I would have liked to have spent more time looking around but had to press on as my wife and son were meeting me at Dover Castle and I didn't fancy walking home again...

Just outside Capel le Ferne is a concrete sound mirror which was erected in the late 1930's. Before the introduction of radar, sounds mirrors were used as a crude early warning system to detect enemy aircraft. The sound of the aircraft's engines were amplified by the shape of the mirror.

Unfortunately the system did not prove very successful.

When the mirrors were first conceived aircraft were slow biplanes which could be detected in sufficient time for fighter aircraft to be scrambled or AA batteries alerted.

However, by the Second World War fast monoplane fighters like the Bf 109 could only be detected with a few minutes notice.

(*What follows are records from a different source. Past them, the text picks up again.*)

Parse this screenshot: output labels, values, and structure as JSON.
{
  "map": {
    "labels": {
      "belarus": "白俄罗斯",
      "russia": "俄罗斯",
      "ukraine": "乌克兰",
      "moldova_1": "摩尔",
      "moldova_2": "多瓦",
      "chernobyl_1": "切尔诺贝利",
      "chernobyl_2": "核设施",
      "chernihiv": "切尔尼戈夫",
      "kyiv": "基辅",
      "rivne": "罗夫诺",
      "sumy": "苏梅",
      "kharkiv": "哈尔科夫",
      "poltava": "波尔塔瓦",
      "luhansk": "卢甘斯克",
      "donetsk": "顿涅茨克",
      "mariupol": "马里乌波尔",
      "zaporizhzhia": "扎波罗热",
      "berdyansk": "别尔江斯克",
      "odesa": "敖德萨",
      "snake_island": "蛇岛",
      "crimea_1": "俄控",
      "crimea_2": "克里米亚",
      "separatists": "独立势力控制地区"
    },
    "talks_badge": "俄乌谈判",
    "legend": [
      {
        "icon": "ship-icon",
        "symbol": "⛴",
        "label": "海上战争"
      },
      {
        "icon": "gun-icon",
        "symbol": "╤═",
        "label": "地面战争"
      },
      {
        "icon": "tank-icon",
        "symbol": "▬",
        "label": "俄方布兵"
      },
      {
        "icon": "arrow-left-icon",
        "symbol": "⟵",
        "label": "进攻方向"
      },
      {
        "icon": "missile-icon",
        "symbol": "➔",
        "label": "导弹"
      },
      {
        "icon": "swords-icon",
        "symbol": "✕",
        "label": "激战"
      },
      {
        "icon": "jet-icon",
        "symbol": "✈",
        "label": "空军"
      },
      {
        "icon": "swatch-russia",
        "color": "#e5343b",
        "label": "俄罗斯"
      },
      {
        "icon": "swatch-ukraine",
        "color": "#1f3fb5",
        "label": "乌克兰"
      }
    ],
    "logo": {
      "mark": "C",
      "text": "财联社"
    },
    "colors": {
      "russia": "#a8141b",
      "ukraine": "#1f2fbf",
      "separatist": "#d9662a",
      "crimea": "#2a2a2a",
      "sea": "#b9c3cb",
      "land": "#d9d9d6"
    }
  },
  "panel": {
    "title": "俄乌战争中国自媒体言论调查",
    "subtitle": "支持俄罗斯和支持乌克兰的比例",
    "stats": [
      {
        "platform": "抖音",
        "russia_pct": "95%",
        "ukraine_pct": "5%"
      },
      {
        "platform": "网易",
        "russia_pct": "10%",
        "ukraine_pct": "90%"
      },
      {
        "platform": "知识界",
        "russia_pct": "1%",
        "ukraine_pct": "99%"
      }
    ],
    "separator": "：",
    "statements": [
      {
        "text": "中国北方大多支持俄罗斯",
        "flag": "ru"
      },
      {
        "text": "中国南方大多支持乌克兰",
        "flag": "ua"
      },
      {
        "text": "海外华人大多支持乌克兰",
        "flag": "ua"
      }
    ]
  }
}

Luckily radar was developed and introduced otherwise the outcome of the Battle of Britain may have been different.

My first view of Dover Western Docks in the distance. Only a few more hills to go...

The NDW descends from Shakespeare Cliff down into Dover then passes under the A20 and through the grounds of the Western Heights, fortifications built to defend us from our Gallic friends.


Finally journey's end in sight and one last hill to climb.

The castle was hosting a Roman re-enactment event so it was packed out when I finally arrived on Bank Holiday Monday.

My wife and son were waiting for me. He had apparently been charging around like a lunatic for a couple of hours which probably explains why he looks redder than me in the photo.

He had also managed to acquire an authentic Roman looking spear for good measure with which to terrorise the cats when he got home.

I was pleased to have completed the walk.

In the most part it was a very enjoyable experience and with the help and encouragement of family, friends and business colleagues we managed to raise over £ 800 for the work of ChYps children's hospice.